Publié le 1 avril 2014 par Léonidas Durandal à 9 h 59 min

Pas de divorces, pas de situation dramatique, pas de cris dans ce film où on touche presque à la banalité du mal. Les parents en manque de garçon habillent une de leur deux filles en pantalon, la mettent dans une chambre bleue, le père lui fait boire de la bière et conduire la voiture. Pour tout le reste, les deux adultes qui les ont mis au monde leur laissent faire tout et n’importe quoi, sans rien dire, tant qu’ils ne les dérangent pas, jusqu’au jour où… ces parents sont mis face à leurs contradictions. Car leur laisser-aller mêlé de désirs déviants a fini par avoir des conséquences : la petite Laure se fait désormais appeler Mickaël auprès des enfants de son nouveau quartier. Or la rentrée des classes va bientôt sonner, et il va falloir que Laure assume son sexe. Tomboy Mais elle n’y a pas été préparée et maintenant refuse carrément son identité de fille. Elle a poussé comme du chiendent au milieu de parents surtout préoccupés de satisfaire leurs désirs et qui ont déménagé de villes en villes sans offrir de stabilité sociale à leur progéniture. Ils laissent les clés de la maison à Laure qui les met autour de son coup afin qu’elle puisse se débrouiller toute seule, entrer et sortir comme elle en a envie, responsable de son destin, tout comme on lui a laissé croire qu’elle pouvait être responsable du choix de son propre sexe. Elle s’enfuit jouer avec les garçons au football, sans que ses parents ne soient au courant, se fait passer pour Mickaël, le nouveau venu du quartier, se laisse maquiller par Lisa, singe les garçons dans des gestes qui ne lui sont pas naturels et ceci afin de pouvoir s’intégrer à la meute, elle se fabrique un phallus en pâte à modeler pour ne pas être découverte quand ils se rendent en groupe à la baignade. En somme, elle est complètement paumée. Le retour à la réalité va être dur.

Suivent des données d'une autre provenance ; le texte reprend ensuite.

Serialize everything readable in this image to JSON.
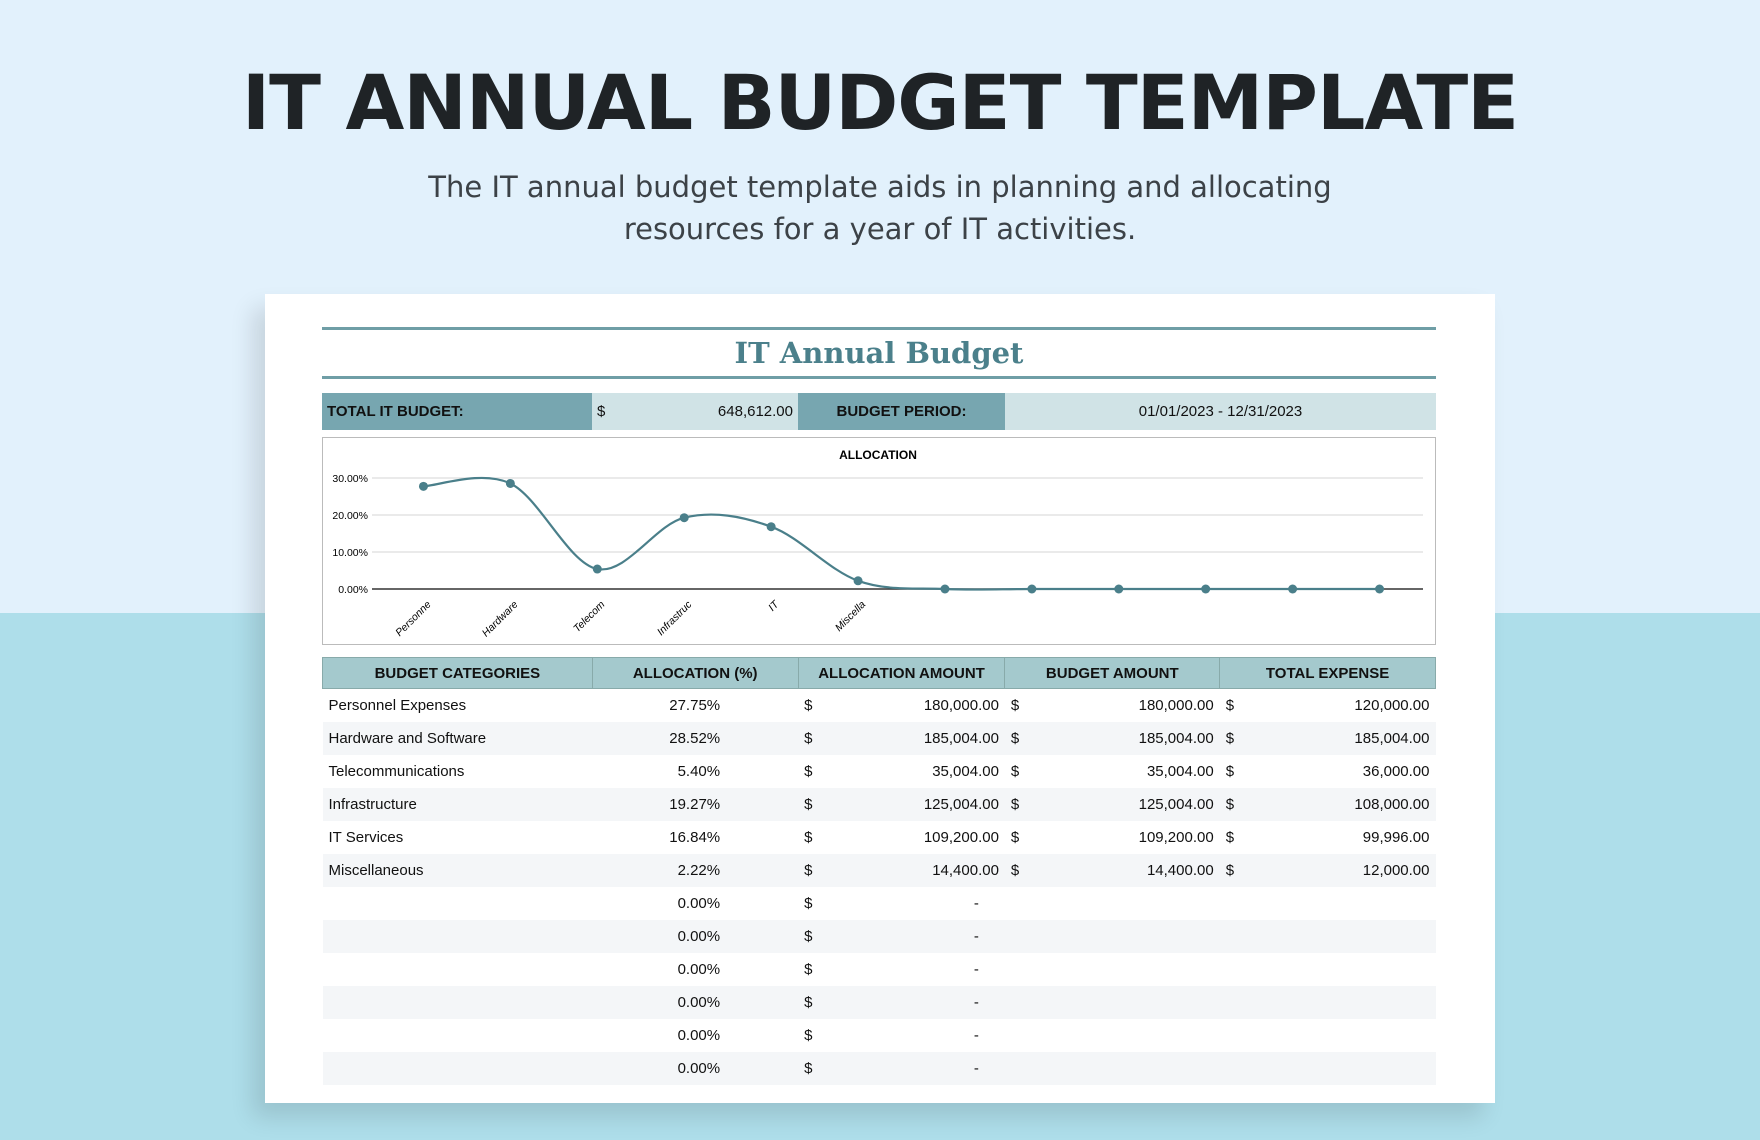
{
  "page": {
    "title": "IT ANNUAL BUDGET TEMPLATE",
    "subtitle_line1": "The IT annual budget template aids in planning and allocating",
    "subtitle_line2": "resources for a year of IT activities."
  },
  "sheet": {
    "title": "IT Annual Budget",
    "total_label": "TOTAL IT BUDGET:",
    "currency": "$",
    "total_value": "648,612.00",
    "period_label": "BUDGET PERIOD:",
    "period_value": "01/01/2023 - 12/31/2023"
  },
  "chart_data": {
    "type": "line",
    "title": "ALLOCATION",
    "categories": [
      "Personne",
      "Hardware",
      "Telecom",
      "Infrastruc",
      "IT",
      "Miscella",
      "",
      "",
      "",
      "",
      "",
      ""
    ],
    "values": [
      27.75,
      28.52,
      5.4,
      19.27,
      16.84,
      2.22,
      0,
      0,
      0,
      0,
      0,
      0
    ],
    "yticks": [
      "30.00%",
      "20.00%",
      "10.00%",
      "0.00%"
    ],
    "ylim": [
      0,
      30
    ],
    "grid": true,
    "smooth": true,
    "color": "#4a7f8a"
  },
  "table": {
    "headers": [
      "BUDGET CATEGORIES",
      "ALLOCATION (%)",
      "ALLOCATION AMOUNT",
      "BUDGET AMOUNT",
      "TOTAL EXPENSE"
    ],
    "rows": [
      [
        "Personnel Expenses",
        "27.75%",
        "180,000.00",
        "180,000.00",
        "120,000.00"
      ],
      [
        "Hardware and Software",
        "28.52%",
        "185,004.00",
        "185,004.00",
        "185,004.00"
      ],
      [
        "Telecommunications",
        "5.40%",
        "35,004.00",
        "35,004.00",
        "36,000.00"
      ],
      [
        "Infrastructure",
        "19.27%",
        "125,004.00",
        "125,004.00",
        "108,000.00"
      ],
      [
        "IT Services",
        "16.84%",
        "109,200.00",
        "109,200.00",
        "99,996.00"
      ],
      [
        "Miscellaneous",
        "2.22%",
        "14,400.00",
        "14,400.00",
        "12,000.00"
      ],
      [
        "",
        "0.00%",
        "-",
        "",
        ""
      ],
      [
        "",
        "0.00%",
        "-",
        "",
        ""
      ],
      [
        "",
        "0.00%",
        "-",
        "",
        ""
      ],
      [
        "",
        "0.00%",
        "-",
        "",
        ""
      ],
      [
        "",
        "0.00%",
        "-",
        "",
        ""
      ],
      [
        "",
        "0.00%",
        "-",
        "",
        ""
      ]
    ]
  }
}
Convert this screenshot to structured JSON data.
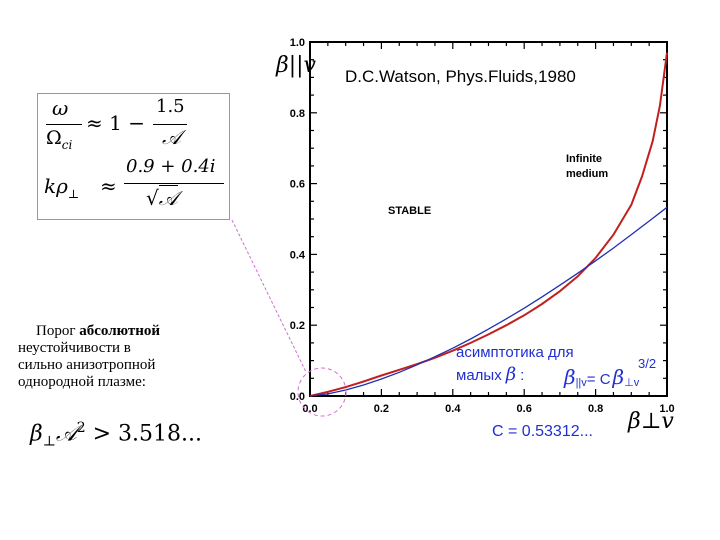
{
  "chart_data": {
    "type": "line",
    "title": "D.C.Watson, Phys.Fluids,1980",
    "xlabel": "β⊥v",
    "ylabel": "β||v",
    "xlim": [
      0.0,
      1.0
    ],
    "ylim": [
      0.0,
      1.0
    ],
    "xticks": [
      "0.0",
      "0.2",
      "0.4",
      "0.6",
      "0.8",
      "1.0"
    ],
    "yticks": [
      "0.0",
      "0.2",
      "0.4",
      "0.6",
      "0.8",
      "1.0"
    ],
    "grid": false,
    "series": [
      {
        "name": "Infinite medium",
        "color": "#c02020",
        "x": [
          0.0,
          0.05,
          0.1,
          0.15,
          0.2,
          0.25,
          0.3,
          0.35,
          0.4,
          0.45,
          0.5,
          0.55,
          0.6,
          0.65,
          0.7,
          0.75,
          0.8,
          0.85,
          0.9,
          0.93,
          0.96,
          0.98,
          1.0
        ],
        "y": [
          0.0,
          0.012,
          0.025,
          0.041,
          0.058,
          0.074,
          0.09,
          0.108,
          0.128,
          0.15,
          0.174,
          0.2,
          0.228,
          0.26,
          0.296,
          0.338,
          0.39,
          0.456,
          0.54,
          0.62,
          0.72,
          0.82,
          0.97
        ]
      },
      {
        "name": "",
        "color": "#2030b0",
        "x": [
          0.0,
          0.05,
          0.1,
          0.15,
          0.2,
          0.25,
          0.3,
          0.35,
          0.4,
          0.45,
          0.5,
          0.55,
          0.6,
          0.65,
          0.7,
          0.75,
          0.8,
          0.85,
          0.9,
          0.95,
          1.0
        ],
        "y": [
          0.0,
          0.006,
          0.017,
          0.031,
          0.048,
          0.067,
          0.088,
          0.111,
          0.135,
          0.161,
          0.189,
          0.218,
          0.248,
          0.28,
          0.313,
          0.347,
          0.382,
          0.418,
          0.456,
          0.494,
          0.533
        ]
      }
    ],
    "annotations": {
      "stable": "STABLE",
      "infinite_line1": "Infinite",
      "infinite_line2": "medium",
      "asym_line1": "асимптотика для",
      "asym_line2_prefix": "малых",
      "asym_beta": "β",
      "asym_colon": ":",
      "asym_eq_left": "β",
      "asym_eq_left_sub": "||v",
      "asym_eq_mid": "= C",
      "asym_eq_right": "β",
      "asym_eq_right_sub": "⊥v",
      "asym_eq_exp": "3/2",
      "c_value": "C = 0.53312..."
    }
  },
  "formulas": {
    "f1_num": "ω",
    "f1_den": "Ω",
    "f1_den_sub": "ci",
    "f1_approx": "≈ 1 −",
    "f1_rhs_num": "1.5",
    "f1_rhs_den": "𝒜",
    "f2_lhs": "kρ",
    "f2_lhs_sub": "⊥",
    "f2_approx": "≈",
    "f2_num": "0.9 + 0.4i",
    "f2_den_root": "√",
    "f2_den": "𝒜"
  },
  "caption": {
    "line1_prefix": "Порог ",
    "line1_bold": "абсолютной",
    "line2": "неустойчивости в",
    "line3": "сильно анизотропной",
    "line4": "однородной плазме:"
  },
  "bottom_formula": {
    "lhs": "β",
    "lhs_sub": "⊥",
    "calA": "𝒜",
    "exp": "2",
    "rhs": " > 3.518..."
  },
  "colors": {
    "accent_pink": "#d070d0",
    "asym_blue": "#2030d0",
    "red_curve": "#c02020",
    "blue_curve": "#2030b0"
  }
}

Quand sa mère s’aperçoit qu’ils ont commis une erreur, elle force enfin sa fille à devenir ce qu’elle est. Mais elle-même perdue au milieu de ce manque de repères propre à notre génération, se tourne vers son enfant, en pleurant, pour lui demander si une autre solution n’est pas envisageable. Assurément, la France n’est pas encore assez progressiste pour accepter l’enfant tel quel. Quant au père, féminisé au possible, il ne soutient pas sa femme après qu’elle se soit mise en colère de cet état de fait ! Il console sa fille en lui disant que maman finira par se calmer. La psyché de ces parents est donc complètement inversée, la mère rappelant la loi, le père consolant sa fille pour qu’elle accepte la situation, et il fallait bien que cela en soit ainsi dans une logique de déstabilisation psychique.

 tomboy3

La fin.

La mère enceinte tout le long du film accouche enfin d’un mâle, et le garçon manqué de la famille qui n’a plus une place aussi évidente qu’avant, va peut-être enfin pouvoir s’assumer en tant que fille. On ne sait pas. Le film se termine sur Lisa, la petite copine de Laure qui l’a embrassée en croyant qu’elle était un garçon, et qui lui demande son vrai prénom. « Laure » répond-t-elle. A mon avis, sa vie commence enfin. Les homosexualistes y verront une acceptation de Laure en tant qu’ « être humain », et peut-être un début d’idylle, puisque précédemment, Lisa l’avait rejetée. J’y percevrais plutôt le début d’un chemin de prise en compte des réalités de/pour chacune.

Garçon manqué

Mise en garde.

Ce film n’est vraiment pas à montrer à des enfants seuls. Il est sujet à caution et n’offre pas de prise symbolique sur le réel, ou d’explications suffisantes pour des enfants mineurs. Comme la petite héroïne du film, chaque spectateur y est laissé à l’abandon.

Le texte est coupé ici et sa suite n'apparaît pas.